The ‘portfolio effect’ is another key advantage. Unlike direct lending, where the performance of a single company can significantly impact returns, NAV loans benefit from diversification—meaning even the deterioration of one or more companies within a portfolio doesn’t necessarily affect the loan’s performance. This makes the strategy more resilient across economic cycles compared to single-asset lending.

Additionally, investors value the market’s inefficiencies and the lack of heavy intermediation. Over 80% of our loans are sourced on a proprietary basis. With the NAV finance market being underserved, firms like 17Capital can be highly selective, executing around 10 investments each year from over 200 opportunities. This allows us to focus only on those that meet our risk profile and offer the best returns for our investors.

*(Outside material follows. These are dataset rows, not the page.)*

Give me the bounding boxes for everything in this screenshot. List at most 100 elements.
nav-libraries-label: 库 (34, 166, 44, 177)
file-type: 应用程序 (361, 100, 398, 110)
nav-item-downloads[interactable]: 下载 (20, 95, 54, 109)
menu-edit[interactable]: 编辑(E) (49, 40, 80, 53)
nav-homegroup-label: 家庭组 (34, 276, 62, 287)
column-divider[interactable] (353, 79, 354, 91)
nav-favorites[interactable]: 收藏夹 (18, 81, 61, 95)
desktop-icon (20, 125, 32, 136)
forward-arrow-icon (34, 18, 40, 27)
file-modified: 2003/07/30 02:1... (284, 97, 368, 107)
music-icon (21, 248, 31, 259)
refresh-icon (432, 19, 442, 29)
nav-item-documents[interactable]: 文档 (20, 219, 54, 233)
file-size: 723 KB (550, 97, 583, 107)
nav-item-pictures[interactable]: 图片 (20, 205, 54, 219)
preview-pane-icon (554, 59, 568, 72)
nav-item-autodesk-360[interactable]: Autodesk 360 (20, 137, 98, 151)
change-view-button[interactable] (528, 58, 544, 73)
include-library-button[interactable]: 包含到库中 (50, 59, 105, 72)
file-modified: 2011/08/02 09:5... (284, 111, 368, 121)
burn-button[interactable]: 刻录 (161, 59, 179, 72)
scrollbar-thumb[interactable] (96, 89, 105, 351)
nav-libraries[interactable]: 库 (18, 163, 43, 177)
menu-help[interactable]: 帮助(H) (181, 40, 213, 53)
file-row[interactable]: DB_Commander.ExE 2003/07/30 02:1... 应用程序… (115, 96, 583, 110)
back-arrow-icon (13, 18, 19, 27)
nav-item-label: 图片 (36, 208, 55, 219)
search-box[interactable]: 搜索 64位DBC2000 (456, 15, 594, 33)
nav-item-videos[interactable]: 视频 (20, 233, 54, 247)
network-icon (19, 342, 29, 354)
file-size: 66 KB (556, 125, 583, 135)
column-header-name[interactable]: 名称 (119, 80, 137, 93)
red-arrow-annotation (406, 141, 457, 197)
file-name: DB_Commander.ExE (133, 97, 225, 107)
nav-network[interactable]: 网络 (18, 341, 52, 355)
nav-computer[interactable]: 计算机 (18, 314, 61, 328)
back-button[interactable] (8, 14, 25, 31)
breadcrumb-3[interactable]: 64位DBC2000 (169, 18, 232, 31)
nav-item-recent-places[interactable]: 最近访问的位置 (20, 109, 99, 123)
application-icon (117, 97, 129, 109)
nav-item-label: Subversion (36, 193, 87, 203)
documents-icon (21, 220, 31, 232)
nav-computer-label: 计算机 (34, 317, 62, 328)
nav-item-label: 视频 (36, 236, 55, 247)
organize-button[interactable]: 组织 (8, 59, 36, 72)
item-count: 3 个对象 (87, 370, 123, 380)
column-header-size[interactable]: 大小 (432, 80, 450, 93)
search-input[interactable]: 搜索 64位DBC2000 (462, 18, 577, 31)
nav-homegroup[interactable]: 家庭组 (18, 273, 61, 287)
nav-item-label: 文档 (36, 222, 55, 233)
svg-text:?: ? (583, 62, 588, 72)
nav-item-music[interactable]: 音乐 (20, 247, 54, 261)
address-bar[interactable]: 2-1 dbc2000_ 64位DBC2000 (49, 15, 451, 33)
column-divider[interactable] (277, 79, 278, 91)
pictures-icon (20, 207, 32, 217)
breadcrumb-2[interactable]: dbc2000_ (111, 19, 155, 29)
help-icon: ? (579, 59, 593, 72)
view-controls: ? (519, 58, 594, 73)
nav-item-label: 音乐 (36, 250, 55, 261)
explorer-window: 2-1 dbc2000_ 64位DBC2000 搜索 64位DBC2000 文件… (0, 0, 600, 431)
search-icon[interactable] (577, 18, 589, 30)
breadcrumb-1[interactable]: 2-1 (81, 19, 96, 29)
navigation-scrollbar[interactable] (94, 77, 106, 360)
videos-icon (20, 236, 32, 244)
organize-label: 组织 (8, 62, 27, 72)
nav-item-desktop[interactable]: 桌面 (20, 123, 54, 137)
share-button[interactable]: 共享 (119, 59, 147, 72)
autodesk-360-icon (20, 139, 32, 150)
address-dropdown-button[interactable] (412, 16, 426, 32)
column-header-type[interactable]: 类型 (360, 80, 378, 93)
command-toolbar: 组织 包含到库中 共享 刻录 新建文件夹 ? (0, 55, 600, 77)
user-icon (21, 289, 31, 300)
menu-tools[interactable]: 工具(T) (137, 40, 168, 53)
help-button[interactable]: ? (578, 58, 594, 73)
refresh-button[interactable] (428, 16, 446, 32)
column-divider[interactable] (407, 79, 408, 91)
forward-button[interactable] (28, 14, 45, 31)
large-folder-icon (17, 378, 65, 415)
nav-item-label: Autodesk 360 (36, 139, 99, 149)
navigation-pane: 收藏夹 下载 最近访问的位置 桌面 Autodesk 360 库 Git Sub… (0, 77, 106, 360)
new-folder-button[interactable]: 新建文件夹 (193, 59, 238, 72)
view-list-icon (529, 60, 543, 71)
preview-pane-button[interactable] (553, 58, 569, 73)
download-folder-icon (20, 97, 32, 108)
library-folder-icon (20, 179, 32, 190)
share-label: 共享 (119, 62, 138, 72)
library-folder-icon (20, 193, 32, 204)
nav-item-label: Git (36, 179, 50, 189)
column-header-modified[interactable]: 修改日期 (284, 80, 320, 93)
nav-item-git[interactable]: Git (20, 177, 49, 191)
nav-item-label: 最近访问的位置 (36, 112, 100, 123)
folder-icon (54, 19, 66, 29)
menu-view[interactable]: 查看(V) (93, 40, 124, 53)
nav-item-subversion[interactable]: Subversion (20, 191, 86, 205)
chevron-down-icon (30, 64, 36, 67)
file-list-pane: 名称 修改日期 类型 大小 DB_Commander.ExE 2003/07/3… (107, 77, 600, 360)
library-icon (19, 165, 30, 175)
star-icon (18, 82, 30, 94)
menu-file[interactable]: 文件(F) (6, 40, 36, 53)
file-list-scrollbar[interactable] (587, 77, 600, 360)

Ultimately, these factors contribute to each loan having an investment-grade equivalent risk profile, making it a compelling option for investors.

Q.

How do you see the NAV finance market evolving going forward?

I expect to see continued growth in the adoption of NAV finance. About a year ago, I spoke with a GP whose firm prides itself on having a ‘last-mover advantage’. This firm prefers to let others test new innovations before adopting the most successful ones. He said that NAV loans clearly stood out as one of those innovations they needed to embrace.

Just as subscription lines and continuation vehicles have become widely accepted, I believe NAV finance will follow the same trajectory. In fact, I anticipate that within a decade, over 90 percent of managers will be using NAV finance in some capacity.